Extreme Subtlety
2.23.2001
---   2:02 AM
  WAKE

Well, on Tuesday, I woke up to the telephone at 2 PM. For some odd reason, the first thing that popped into my head was the concept of motivation. Why do I want to do things? Why do I not do things I know I should do? For the rest of the day, I would be analyzing my activities, and realizing when I started drifting from the tasks I had set out for myself. I told myself to finish an adaptation subroutine of this thing I'm working on, clean my house, and send out all my bills, applications, and other paperwork.

Unexpectedly, I found myself having to partially disassemble my vacuum cleaner.I had noticed an increasingly powerful odor of burning human hair as I vacuumed. I didn't accurately identify it during previous vacuuming sessions. I thought it was the scent of scorched rubber from the belt, perhaps being blown out of the exhaust. It seemed odd that I would smell the exhaust, since it's forced through a HEPA filter, but I have little experience with vacuums. I didn't know that you have to periodically take them apart and clean them. For once, though, I decided to. Upon removal of the lower cover, I discovered approximately three large weasels worth of my own hair, wadded up in the machinery, clogging ports, and wound tightly around the roller. Yuk.

The burning smell was apparently coming from hair that had wound around the bushings on either side of the roller, rubbing against the rotating brush. I used a pair of scissors to try and scrape the hair away from the bushing, so I could cut it off. Then I realized that there weren't actually bushings on the sides of the roller. The hair had wound itself so tightly, it had formed nearly solid pucks of hair-material. I had to remove these with diagonal cutters. INSIDE the roller, there was some kind of fibrous bushing (probably asbestos), which I spent a good five minutes crumbling little bits of burned-on hair material out of, releasing clouds of (probably carcinogenic) fibrous particles into the air. So gross.

After re-assembly, the vacuum regained the hundreds of (what units are used to measure sucking power? Lewinskys? Enh, atmospheres.) amps of power it had been devoting to hair-disintegration, and wooshed my carpet astonishingly clean. It was such a huge win, I almost want to clog it up again, just so I can re-clean it. ... No I don't.

This reminds me of a story my Mom once told me about the time one of her brothers got the earwax cleaned out of his ears, and it felt so good to have them unplugged that he - well, it's not a very good story.

After a bunch of stooping and wiping and organizing and dusting, my house was clean. Then I mixed down a CD of practice tracks for my band, and then Brian came over and recorded a few takes. Before he left, I soldered his broken glasses back together, and improvised a nose-pad out of some leftover buffing pads I had, originally intended to fit a Dremel tool.

Then I realized that it was midnight on Wednesday, and I had been active for nearly 44 hours straight. Let's hear it for motivation. Oh, and coffee.
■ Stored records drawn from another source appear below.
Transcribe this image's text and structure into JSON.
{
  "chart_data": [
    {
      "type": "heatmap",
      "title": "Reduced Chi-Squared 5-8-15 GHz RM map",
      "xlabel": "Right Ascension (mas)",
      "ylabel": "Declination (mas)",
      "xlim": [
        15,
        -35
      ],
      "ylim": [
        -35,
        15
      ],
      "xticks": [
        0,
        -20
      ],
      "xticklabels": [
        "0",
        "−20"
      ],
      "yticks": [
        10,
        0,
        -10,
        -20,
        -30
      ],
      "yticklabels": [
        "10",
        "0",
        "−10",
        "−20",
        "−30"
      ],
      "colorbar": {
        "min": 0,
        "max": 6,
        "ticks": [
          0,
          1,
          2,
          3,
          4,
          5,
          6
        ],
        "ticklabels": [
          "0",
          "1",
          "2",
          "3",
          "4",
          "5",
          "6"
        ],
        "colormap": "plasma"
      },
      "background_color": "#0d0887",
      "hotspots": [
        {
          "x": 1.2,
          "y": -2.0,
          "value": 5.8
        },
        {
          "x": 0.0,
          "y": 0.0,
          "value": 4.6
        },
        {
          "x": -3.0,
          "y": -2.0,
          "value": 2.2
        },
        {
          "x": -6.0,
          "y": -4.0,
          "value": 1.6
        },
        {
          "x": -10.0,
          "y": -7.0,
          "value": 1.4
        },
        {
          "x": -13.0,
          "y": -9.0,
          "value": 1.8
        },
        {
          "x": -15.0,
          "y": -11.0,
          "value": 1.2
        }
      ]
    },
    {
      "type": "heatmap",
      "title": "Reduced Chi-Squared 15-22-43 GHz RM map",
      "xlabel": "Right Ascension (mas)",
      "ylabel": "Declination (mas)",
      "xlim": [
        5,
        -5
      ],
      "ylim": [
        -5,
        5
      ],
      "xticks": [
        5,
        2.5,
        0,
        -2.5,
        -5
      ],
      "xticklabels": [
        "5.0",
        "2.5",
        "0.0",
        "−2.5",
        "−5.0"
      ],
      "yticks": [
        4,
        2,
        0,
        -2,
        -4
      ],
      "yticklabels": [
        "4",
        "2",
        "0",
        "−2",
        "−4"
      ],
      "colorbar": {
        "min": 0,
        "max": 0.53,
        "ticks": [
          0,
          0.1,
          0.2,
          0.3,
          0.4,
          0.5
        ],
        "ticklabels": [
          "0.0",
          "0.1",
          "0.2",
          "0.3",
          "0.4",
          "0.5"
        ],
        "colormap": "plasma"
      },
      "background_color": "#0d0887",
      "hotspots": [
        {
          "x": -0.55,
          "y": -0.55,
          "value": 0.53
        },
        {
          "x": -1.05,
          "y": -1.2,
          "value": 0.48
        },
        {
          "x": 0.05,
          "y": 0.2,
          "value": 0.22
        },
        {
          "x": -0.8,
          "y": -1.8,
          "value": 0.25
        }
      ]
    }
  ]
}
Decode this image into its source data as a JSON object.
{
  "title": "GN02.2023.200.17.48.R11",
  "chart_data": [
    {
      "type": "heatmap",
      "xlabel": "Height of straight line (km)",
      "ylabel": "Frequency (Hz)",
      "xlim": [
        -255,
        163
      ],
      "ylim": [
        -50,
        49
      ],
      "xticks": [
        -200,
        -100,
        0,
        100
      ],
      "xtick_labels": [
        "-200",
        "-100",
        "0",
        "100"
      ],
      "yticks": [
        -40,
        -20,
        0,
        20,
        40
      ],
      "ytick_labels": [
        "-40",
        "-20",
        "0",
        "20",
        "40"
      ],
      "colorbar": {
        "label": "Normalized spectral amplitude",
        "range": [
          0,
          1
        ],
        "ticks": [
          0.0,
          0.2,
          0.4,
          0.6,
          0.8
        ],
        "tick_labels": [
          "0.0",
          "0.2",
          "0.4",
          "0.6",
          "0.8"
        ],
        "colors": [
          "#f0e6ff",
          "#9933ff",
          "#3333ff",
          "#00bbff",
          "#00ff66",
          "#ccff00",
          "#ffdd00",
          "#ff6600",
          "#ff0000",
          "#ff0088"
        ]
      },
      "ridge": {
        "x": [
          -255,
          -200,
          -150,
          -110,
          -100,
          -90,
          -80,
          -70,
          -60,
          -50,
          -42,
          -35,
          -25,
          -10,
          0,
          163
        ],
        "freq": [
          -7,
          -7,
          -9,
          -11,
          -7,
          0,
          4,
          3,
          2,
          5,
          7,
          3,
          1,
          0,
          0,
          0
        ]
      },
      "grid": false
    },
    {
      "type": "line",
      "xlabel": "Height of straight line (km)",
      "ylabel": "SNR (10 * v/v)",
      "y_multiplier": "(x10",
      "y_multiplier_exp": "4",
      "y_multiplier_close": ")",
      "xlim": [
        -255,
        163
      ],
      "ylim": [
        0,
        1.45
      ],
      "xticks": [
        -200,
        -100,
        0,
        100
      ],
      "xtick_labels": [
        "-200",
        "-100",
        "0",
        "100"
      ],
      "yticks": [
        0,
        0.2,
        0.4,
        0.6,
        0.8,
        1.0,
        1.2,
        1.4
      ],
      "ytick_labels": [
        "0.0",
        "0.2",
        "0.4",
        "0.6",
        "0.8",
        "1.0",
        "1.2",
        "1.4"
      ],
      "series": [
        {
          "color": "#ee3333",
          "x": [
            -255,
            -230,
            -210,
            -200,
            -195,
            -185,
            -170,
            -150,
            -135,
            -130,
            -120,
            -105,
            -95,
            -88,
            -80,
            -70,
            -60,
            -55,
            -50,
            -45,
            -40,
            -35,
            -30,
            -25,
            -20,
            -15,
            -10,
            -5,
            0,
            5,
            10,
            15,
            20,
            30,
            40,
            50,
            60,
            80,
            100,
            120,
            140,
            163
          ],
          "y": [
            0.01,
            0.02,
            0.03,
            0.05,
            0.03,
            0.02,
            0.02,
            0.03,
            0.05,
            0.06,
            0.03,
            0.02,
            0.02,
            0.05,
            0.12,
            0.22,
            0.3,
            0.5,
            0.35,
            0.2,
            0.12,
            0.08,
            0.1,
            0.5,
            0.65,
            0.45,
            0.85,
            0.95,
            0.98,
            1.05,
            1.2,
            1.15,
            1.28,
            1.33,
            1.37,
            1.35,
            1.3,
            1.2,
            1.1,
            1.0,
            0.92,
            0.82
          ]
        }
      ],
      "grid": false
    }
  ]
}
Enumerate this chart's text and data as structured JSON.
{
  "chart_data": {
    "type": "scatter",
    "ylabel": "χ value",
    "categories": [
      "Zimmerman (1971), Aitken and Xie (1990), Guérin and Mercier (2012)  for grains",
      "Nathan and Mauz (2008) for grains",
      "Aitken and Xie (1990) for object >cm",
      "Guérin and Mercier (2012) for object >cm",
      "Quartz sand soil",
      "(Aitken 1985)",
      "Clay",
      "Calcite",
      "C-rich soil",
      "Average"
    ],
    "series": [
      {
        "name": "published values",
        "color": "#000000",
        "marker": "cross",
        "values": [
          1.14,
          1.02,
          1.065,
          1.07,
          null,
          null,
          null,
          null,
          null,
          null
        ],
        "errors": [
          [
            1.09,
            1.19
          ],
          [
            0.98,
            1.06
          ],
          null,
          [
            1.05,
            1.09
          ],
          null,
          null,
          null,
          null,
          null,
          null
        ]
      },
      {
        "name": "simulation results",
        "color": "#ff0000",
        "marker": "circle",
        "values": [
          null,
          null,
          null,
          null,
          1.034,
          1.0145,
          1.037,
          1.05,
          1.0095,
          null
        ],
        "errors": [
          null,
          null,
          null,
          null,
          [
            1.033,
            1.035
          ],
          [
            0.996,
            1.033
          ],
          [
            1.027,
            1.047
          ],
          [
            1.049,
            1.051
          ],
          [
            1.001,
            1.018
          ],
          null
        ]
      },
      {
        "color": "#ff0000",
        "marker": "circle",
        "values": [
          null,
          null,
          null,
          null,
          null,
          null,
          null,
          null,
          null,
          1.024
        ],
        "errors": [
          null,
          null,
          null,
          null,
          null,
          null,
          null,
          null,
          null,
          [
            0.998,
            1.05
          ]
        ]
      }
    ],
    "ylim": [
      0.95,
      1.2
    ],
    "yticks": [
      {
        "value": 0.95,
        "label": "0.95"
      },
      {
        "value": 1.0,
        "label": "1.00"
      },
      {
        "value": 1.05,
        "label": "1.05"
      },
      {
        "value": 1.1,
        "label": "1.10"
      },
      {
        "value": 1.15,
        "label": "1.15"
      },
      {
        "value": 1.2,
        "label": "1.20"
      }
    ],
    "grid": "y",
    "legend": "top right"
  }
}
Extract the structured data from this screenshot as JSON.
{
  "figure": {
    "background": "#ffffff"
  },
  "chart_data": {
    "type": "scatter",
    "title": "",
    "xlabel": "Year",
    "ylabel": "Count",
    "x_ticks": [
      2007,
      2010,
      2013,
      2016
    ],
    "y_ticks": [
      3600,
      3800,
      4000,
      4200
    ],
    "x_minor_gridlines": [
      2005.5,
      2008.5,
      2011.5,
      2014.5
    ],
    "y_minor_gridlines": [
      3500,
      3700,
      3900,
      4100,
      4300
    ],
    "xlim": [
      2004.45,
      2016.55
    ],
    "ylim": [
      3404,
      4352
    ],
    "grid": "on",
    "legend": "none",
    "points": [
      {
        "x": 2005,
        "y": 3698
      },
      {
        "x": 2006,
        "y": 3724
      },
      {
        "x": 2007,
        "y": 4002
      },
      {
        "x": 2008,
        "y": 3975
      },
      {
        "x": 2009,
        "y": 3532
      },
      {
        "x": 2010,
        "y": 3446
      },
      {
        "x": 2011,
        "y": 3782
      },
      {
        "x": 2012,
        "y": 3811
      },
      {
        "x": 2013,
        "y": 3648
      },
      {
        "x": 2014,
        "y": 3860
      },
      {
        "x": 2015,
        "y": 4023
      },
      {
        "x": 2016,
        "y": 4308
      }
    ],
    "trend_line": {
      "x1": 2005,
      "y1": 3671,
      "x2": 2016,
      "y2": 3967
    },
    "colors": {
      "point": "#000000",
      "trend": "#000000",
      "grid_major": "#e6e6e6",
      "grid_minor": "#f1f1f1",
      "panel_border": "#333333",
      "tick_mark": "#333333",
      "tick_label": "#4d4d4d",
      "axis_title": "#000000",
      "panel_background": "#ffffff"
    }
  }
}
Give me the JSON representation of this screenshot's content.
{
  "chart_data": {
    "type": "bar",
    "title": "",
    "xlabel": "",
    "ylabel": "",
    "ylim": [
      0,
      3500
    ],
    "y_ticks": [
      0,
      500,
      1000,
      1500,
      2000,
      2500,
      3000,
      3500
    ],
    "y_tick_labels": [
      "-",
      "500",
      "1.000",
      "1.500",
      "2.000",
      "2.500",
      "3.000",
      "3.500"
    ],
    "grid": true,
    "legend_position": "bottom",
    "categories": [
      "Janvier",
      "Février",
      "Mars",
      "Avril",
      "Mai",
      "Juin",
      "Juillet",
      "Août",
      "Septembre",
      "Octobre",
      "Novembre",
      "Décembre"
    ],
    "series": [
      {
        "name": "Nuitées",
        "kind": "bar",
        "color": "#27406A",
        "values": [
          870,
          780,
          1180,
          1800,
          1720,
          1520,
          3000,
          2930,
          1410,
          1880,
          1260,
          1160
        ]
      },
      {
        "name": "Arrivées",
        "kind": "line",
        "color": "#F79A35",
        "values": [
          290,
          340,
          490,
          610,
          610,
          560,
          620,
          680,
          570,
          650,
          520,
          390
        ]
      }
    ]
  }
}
Today, I woke up fairly early and went into the OFFICE. Working in an office is neat! There's people! I have to do it twice a week. The only downside is that the people who have to work there everyday seem to resent me a little bit and have started to store things in my cubicle, which I avoid in preference for the conference room.

Gee, what else did I do today? Well, while at the office, I realized my Windows machine at home had its mail client open and was checking (and deleting) my mail every 5 minutes. It is protected against every remote crash I know of. Then I realized I could log into my router and firewall the machine off from the world, solving the exercise. ha ha, boy I felt clever when that worked. Of course, I accidentally firewalled my entire home network off from the world at first. This would be very hard to reverse if there weren't a "back door" into the network. (I felt clever for having that, too.) Also, I work with people who write convoluted ACL rules in their sleep, so I don't get to feel especially clever about that part.

Wow! My house is clean! I don't remember doing all the stuff it must have taken to get it like this.

Right before I went to sleep, I felt like I was melting, oozing over my chair like a digital Dali clock. Warm, yet numb.